The forests of Acadia National Park, protected for more than a century, are home to a diversity of trees, plants, and animals. How climate change, insects, land use, and other disturbances will interact and shape Acadia’s future forests remain largely unknown. Park managers face threats such as invasive shrubs and damaging insects, and models predict dramatic but conflicting shifts in future forest conditions.

Matthew Duveneck contributed to a previous study of forest change in Acadia (which also involved Fellow Jenny Smetzer). However, this previous assessment covered all six New England states at a coarse resolution. For this fellowship research, Duveneck will focus modeling questions (using LANDIS-II /PnET-Succession model) at 30 meter resolution at Acadia, and incorporate more specific details about local soils, forest composition, management, and climate. He plans to use Fellow Jay Wason’s spruce plots to help assess forest age, as well as data from the National Park Service Northeast Temperate Network forest health monitoring. After refocusing the model, he will simulate the outcomes of different management scenarios.

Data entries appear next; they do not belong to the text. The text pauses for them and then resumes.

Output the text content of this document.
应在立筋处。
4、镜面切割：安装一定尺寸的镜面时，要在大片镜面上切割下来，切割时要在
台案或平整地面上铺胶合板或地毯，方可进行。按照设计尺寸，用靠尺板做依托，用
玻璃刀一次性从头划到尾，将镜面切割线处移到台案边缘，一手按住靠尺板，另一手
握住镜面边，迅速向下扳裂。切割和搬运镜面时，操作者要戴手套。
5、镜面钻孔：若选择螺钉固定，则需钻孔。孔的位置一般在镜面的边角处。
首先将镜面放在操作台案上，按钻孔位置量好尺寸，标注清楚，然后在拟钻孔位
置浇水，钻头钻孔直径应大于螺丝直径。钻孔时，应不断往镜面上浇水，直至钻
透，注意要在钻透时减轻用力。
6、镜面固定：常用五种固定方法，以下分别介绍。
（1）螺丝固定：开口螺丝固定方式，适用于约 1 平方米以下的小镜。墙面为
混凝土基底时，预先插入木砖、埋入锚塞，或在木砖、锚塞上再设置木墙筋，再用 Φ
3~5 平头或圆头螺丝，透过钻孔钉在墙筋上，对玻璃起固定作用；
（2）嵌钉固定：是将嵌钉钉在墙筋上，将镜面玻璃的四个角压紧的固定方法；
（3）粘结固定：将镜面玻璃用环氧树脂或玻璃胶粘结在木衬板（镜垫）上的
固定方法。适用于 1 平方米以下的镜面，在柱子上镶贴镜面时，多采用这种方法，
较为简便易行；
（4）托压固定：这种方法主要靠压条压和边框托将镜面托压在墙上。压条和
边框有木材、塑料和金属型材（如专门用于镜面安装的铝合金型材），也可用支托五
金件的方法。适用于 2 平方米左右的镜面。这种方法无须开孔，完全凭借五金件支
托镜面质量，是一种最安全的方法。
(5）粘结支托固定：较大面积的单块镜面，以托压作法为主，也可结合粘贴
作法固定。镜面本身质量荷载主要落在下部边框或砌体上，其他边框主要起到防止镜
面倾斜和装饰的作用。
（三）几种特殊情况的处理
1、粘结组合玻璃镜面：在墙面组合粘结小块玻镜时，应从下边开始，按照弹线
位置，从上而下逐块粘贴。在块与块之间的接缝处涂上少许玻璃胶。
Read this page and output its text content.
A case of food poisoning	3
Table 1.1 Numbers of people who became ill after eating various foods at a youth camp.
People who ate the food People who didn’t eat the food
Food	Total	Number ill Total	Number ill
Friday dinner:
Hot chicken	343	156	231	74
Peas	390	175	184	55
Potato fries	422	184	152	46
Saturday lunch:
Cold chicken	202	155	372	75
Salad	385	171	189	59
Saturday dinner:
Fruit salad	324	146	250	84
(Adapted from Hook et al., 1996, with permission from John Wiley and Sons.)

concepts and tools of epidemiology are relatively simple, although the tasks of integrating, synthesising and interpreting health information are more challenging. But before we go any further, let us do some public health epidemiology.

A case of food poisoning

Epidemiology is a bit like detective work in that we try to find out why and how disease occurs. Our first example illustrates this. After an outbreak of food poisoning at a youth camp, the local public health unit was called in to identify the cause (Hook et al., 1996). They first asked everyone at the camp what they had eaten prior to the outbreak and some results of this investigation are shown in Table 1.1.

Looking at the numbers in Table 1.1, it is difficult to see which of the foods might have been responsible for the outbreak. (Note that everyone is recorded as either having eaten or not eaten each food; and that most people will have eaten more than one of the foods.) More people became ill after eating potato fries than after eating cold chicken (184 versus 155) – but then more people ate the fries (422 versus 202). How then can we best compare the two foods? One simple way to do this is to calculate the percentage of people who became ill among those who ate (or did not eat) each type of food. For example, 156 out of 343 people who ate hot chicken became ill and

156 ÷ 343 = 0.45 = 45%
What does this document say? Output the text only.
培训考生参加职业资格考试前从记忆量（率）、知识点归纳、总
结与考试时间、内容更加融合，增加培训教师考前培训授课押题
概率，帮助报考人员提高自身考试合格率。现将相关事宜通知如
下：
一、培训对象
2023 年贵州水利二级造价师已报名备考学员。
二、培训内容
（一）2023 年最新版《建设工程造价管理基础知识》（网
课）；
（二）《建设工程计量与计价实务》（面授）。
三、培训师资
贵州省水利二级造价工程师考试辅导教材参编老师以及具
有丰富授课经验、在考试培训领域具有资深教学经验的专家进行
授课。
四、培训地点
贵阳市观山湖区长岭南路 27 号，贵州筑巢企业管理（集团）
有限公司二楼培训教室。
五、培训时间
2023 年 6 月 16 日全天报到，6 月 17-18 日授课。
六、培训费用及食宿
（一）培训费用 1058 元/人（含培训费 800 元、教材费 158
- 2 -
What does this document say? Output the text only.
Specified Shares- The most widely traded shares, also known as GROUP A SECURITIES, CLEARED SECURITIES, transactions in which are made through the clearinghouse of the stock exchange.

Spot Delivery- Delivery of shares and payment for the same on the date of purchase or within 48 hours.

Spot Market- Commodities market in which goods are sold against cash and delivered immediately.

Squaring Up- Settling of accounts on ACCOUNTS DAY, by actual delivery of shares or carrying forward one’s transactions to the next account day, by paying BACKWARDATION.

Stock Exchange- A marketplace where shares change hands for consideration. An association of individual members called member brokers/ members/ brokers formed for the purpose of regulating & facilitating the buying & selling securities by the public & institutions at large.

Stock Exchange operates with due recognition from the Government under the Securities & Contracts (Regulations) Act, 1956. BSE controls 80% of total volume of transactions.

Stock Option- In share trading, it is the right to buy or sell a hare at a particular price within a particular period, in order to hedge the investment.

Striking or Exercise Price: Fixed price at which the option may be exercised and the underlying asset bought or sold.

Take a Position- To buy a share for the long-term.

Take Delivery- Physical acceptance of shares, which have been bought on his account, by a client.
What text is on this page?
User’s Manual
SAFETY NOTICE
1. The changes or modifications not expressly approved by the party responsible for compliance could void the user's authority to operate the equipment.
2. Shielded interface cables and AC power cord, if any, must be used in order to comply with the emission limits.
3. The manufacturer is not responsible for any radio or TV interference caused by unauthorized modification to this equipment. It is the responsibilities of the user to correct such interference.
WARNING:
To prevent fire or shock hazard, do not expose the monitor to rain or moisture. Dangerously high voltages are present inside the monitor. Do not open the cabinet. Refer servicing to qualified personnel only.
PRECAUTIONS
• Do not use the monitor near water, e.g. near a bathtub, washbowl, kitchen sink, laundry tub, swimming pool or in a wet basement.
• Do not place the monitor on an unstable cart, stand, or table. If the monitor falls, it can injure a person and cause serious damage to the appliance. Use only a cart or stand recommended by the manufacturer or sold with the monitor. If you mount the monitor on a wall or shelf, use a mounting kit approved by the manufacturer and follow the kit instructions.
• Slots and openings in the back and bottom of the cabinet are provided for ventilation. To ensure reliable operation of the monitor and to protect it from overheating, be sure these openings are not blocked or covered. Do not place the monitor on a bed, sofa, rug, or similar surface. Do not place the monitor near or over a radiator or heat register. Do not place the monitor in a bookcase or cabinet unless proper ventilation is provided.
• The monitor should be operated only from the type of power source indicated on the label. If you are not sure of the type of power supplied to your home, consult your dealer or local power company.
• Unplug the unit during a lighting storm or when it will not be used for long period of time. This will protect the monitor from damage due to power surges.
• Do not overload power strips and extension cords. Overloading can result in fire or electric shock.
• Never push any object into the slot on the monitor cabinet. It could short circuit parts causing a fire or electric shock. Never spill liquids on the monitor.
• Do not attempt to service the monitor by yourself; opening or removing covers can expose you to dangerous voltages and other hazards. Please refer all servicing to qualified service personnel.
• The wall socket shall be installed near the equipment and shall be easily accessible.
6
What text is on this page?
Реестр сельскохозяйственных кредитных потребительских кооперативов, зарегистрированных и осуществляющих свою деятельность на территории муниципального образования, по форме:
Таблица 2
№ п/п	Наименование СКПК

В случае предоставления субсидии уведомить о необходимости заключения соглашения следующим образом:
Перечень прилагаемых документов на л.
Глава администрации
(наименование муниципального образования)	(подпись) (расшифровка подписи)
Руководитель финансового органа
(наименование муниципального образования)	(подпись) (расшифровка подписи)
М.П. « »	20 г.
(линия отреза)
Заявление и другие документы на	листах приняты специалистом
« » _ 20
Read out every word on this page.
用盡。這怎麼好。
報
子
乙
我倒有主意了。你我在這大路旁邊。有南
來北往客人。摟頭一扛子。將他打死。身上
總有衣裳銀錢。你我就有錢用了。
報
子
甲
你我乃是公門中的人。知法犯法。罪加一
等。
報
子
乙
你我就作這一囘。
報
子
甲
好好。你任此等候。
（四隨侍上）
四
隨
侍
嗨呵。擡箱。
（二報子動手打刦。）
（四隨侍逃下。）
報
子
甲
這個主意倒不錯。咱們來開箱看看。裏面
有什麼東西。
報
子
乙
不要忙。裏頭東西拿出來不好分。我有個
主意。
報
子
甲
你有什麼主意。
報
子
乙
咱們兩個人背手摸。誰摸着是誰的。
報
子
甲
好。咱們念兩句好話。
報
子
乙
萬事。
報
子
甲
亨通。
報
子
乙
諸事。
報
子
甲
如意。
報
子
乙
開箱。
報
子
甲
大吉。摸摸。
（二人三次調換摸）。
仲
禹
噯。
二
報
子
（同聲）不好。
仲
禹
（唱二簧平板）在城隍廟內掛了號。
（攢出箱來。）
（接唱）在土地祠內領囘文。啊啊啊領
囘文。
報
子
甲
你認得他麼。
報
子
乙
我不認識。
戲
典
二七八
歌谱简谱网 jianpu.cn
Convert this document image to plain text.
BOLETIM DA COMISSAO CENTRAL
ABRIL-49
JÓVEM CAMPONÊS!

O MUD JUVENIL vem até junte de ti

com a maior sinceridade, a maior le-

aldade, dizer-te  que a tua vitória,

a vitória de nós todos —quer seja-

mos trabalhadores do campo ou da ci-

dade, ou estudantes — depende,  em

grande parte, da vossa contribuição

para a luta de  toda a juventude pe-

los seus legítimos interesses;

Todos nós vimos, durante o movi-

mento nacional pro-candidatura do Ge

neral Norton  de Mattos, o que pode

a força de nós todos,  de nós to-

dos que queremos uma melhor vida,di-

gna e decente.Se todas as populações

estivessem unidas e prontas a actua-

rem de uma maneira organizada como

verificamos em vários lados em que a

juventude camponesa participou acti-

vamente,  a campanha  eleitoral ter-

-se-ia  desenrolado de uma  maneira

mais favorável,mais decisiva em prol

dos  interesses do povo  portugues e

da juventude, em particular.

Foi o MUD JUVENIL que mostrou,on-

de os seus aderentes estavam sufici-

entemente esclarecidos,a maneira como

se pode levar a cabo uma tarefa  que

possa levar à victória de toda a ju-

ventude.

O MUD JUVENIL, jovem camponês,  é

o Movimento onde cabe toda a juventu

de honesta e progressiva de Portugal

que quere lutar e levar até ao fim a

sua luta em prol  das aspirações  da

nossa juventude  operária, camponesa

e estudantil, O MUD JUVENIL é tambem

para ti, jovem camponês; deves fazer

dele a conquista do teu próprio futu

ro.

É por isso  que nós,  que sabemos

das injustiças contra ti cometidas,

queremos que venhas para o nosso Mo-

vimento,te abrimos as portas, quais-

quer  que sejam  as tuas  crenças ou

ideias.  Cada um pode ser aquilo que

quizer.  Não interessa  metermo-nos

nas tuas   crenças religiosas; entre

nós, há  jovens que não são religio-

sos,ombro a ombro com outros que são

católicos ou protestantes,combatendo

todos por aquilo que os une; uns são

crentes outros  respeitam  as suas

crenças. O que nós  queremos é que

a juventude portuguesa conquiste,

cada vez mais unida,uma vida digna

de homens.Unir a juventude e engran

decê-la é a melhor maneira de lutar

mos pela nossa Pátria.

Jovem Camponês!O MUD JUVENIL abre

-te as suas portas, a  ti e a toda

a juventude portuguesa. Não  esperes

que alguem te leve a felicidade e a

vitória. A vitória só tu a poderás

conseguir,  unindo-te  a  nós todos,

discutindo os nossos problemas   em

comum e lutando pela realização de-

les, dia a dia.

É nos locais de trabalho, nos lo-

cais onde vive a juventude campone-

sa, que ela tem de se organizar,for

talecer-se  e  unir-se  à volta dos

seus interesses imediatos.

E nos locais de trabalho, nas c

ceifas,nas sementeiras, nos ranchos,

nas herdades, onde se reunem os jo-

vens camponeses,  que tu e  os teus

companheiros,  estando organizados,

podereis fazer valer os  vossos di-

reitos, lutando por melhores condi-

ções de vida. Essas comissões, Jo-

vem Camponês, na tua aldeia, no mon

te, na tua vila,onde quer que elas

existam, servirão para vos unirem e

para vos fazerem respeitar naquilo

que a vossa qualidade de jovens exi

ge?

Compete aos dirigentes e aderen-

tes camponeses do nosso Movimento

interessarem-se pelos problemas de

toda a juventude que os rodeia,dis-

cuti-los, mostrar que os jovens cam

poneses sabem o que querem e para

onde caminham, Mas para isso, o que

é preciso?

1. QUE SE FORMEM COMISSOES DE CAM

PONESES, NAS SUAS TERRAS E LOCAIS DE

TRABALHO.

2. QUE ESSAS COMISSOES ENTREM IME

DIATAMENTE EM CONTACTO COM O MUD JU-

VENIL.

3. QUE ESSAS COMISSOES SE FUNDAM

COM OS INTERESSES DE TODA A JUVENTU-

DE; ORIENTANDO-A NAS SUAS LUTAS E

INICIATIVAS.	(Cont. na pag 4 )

The scenarios will be identified in collaboration with park staff, but might include addressing such question as: Should managers expect red spruce in Acadia to transition to other dominant species in the next 100 years? What will happen to hemlock forests following mortality from the hemlock wooly adelgid? How will forests respond to a future unknown parasite? Where should managers resist, accept, or direct the future forest?

“How the spruce forests in Acadia will respond to climate change is an open question,” said Kate Miller, Quantitative Ecologist with the National Park Service, who coordinates forest monitoring in national park sites from Maine to Virginia. “The high resolution simulations Duveneck is developing will go a long way toward predicting local patterns of resilience and change on a scale that is relevant to managers.”

Duveneck already has experience connecting research to management. A model including climate change and Minnesota forest managment informed The Nature Conservancy decisions to plant climate-adaptive tree species. Previous research on fire behavior led to more effective management of fuel loads in pitch pine barrens.

Currently on the faculty at New England Conservatory, he also holds a part-time research appointment at Harvard Forest. These positions allow for creative and impactful communication of science. He helped a music student whose capstone project, “Listening to Future Forests,” developed a sound-scape of a simulated hemlock forest affected by climate change and hemlock wooly adelgid.

“Alternative scenario model results like those I have simulated are well poised to aid in science communication,” said Duveneck. “Threats to future forests represent stories that are embedded in uncertainty. Embracing this uncertainty and simulating plausible scenarios will provide links between the knowns (for example, photosynthesis rates) and the unknowns (for example, future insects).”